When David Marcus left PayPal to join Facebook, we wondered what on earth he was thinking. PayPal was obviously on a trajectory of success. He not only joined Facebook, but also joined to head up a tiny part of Facebook called Messenger. At the time Messenger was, well, about sending messages, in a burgeoning world of message sending apps. No one saw the point, except, obviously, David Marcus.
In the time that Marcus has been leading Messenger, it has grown by a billion users, opened up to 200,000 developers and become the platform that people use to run their social lives.
About a year after he joined Messenger, a conversation about what 20-somethings use to communicate and manage their lives almost came to a standstill. Messenger was the obvious answer to the point that the question seemed really dumb.

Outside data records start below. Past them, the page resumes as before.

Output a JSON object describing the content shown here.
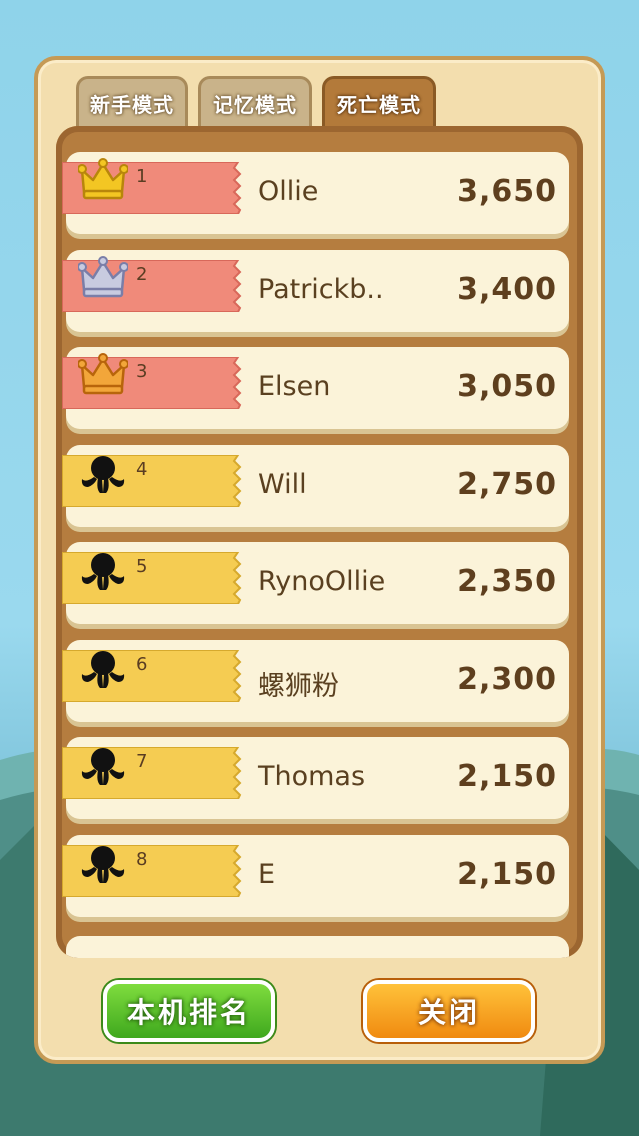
{
  "tabs": [
    {
      "label": "新手模式",
      "active": false
    },
    {
      "label": "记忆模式",
      "active": false
    },
    {
      "label": "死亡模式",
      "active": true
    }
  ],
  "leaderboard": [
    {
      "rank": "1",
      "name": "Ollie",
      "score": "3,650",
      "badge": "gold-crown-icon"
    },
    {
      "rank": "2",
      "name": "Patrickb..",
      "score": "3,400",
      "badge": "silver-crown-icon"
    },
    {
      "rank": "3",
      "name": "Elsen",
      "score": "3,050",
      "badge": "bronze-crown-icon"
    },
    {
      "rank": "4",
      "name": "Will",
      "score": "2,750",
      "badge": "octopus-silhouette-icon"
    },
    {
      "rank": "5",
      "name": "RynoOllie",
      "score": "2,350",
      "badge": "octopus-silhouette-icon"
    },
    {
      "rank": "6",
      "name": "螺狮粉",
      "score": "2,300",
      "badge": "octopus-silhouette-icon"
    },
    {
      "rank": "7",
      "name": "Thomas",
      "score": "2,150",
      "badge": "octopus-silhouette-icon"
    },
    {
      "rank": "8",
      "name": "E",
      "score": "2,150",
      "badge": "octopus-silhouette-icon"
    }
  ],
  "buttons": {
    "local_rank": "本机排名",
    "close": "关闭"
  },
  "colors": {
    "top_ribbon": "#f08a7a",
    "other_ribbon": "#f5cc52",
    "gold": "#f3c623",
    "silver": "#c8cbe0",
    "bronze": "#f2a63a"
  }
}
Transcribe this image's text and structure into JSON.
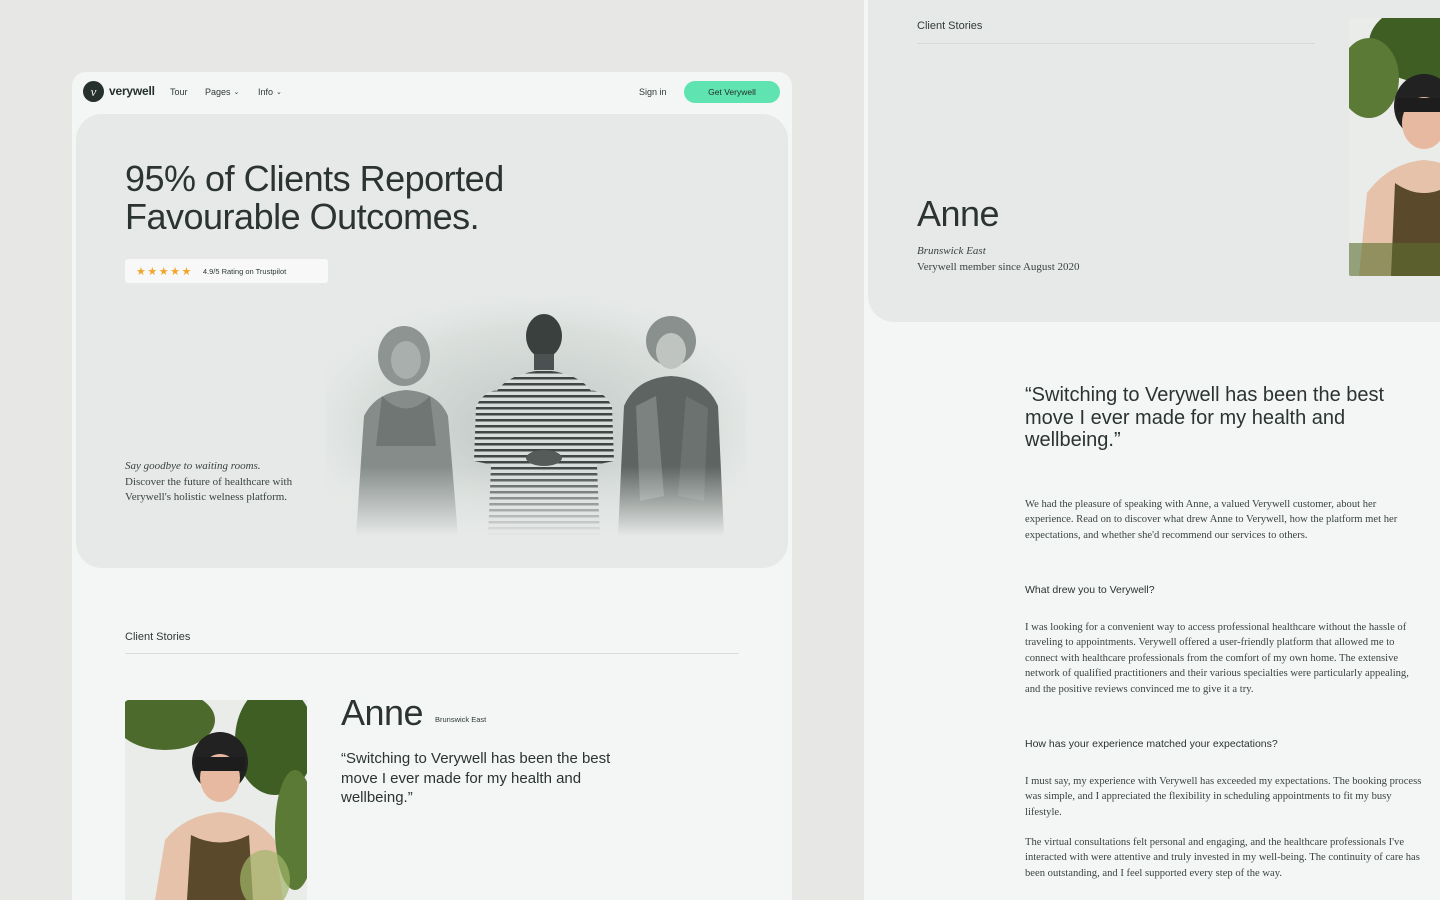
{
  "colors": {
    "background": "#e7e8e6",
    "panel": "#f4f6f5",
    "hero_bg": "#e6e9e7",
    "accent": "#5fe3b1",
    "text": "#2b3431",
    "star": "#f2a52a"
  },
  "nav": {
    "logo_icon": "verywell-logo-icon",
    "logo_text": "verywell",
    "tour": "Tour",
    "pages": "Pages",
    "info": "Info",
    "sign_in": "Sign in",
    "cta": "Get Verywell"
  },
  "hero": {
    "title": "95% of Clients Reported Favourable Outcomes.",
    "rating": {
      "stars": "★★★★★",
      "text": "4.9/5 Rating on Trustpilot"
    },
    "description_lead": "Say goodbye to waiting rooms.",
    "description": "Discover the future of healthcare with Verywell's holistic welness platform."
  },
  "stories": {
    "label": "Client Stories",
    "name": "Anne",
    "location": "Brunswick East",
    "quote": "“Switching to Verywell has been the best move I ever made for my health and wellbeing.”"
  },
  "detail": {
    "label": "Client Stories",
    "name": "Anne",
    "location": "Brunswick East",
    "member_since": "Verywell member since August 2020",
    "quote": "“Switching to Verywell has been the best move I ever made for my health and wellbeing.”",
    "intro": "We had the pleasure of speaking with Anne, a valued Verywell customer, about her experience. Read on to discover what drew Anne to Verywell, how the platform met her expectations, and whether she'd recommend our services to others.",
    "q1": "What drew you to Verywell?",
    "a1": "I was looking for a convenient way to access professional healthcare without the hassle of traveling to appointments. Verywell offered a user-friendly platform that allowed me to connect with healthcare professionals from the comfort of my own home. The extensive network of qualified practitioners and their various specialties were particularly appealing, and the positive reviews convinced me to give it a try.",
    "q2": "How has your experience matched your expectations?",
    "a2": "I must say, my experience with Verywell has exceeded my expectations. The booking process was simple, and I appreciated the flexibility in scheduling appointments to fit my busy lifestyle.",
    "a3": "The virtual consultations felt personal and engaging, and the healthcare professionals I've interacted with were attentive and truly invested in my well-being. The continuity of care has been outstanding, and I feel supported every step of the way."
  }
}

So when Marcus is the pivot in the latest Facebook restructure and he is off to lead a small team to do ‘something from scratch’ with blockchain, you have to pay attention.
This could be Marcus’ Achilles Heel, given the recent backlash against Facebook. The company could just be jumping on the buzzword bandwagon to keep us interested and believing that Facebook is finally maturing.
Or … it could be something really different and big.
The problem with the ‘something really different and big’ speculation is that blockchain is not in the ascendency. Not right now. On the contrary, a recent CIO survey that Gartner carried out says that only 1% of CIOs have done anything significant with blockchain at all, while 77% have no plans whatsoever to so much as sneeze at it. In fact, the feeling is generally that, once again, we have found a solution for things that don’t need answers yet.
Of course, it’s early days – there are applications for blockchain out there, and there are a number of high-profile trials. But it is about to hit the ‘Trough of Disillusionment’ because people can’t get their heads around it.
“Can we use blockchain for [insert process]?” people will ask.
“Sure, it’s distributed ledger tech, for goodness sake,” will be the reply.
And then someone will point out that “we can do it with what we have, but cheaper” and suddenly everyone is wondering what the fuss is about.
But, as The Man from Gartner points out, “How quickly different industry players navigate the Trough of Disillusionment will be as much about the psychological acceptance of the innovations that blockchain brings as the technology itself.”
While the industry tries to second guess what Marcus has in mind (and, boy, are there a lot of second guesses), it is safe to say that Marcus is definitely someone who will get through the Trough of Disillusionment in about a nanosecond and will be thinking two, three or four years ahead.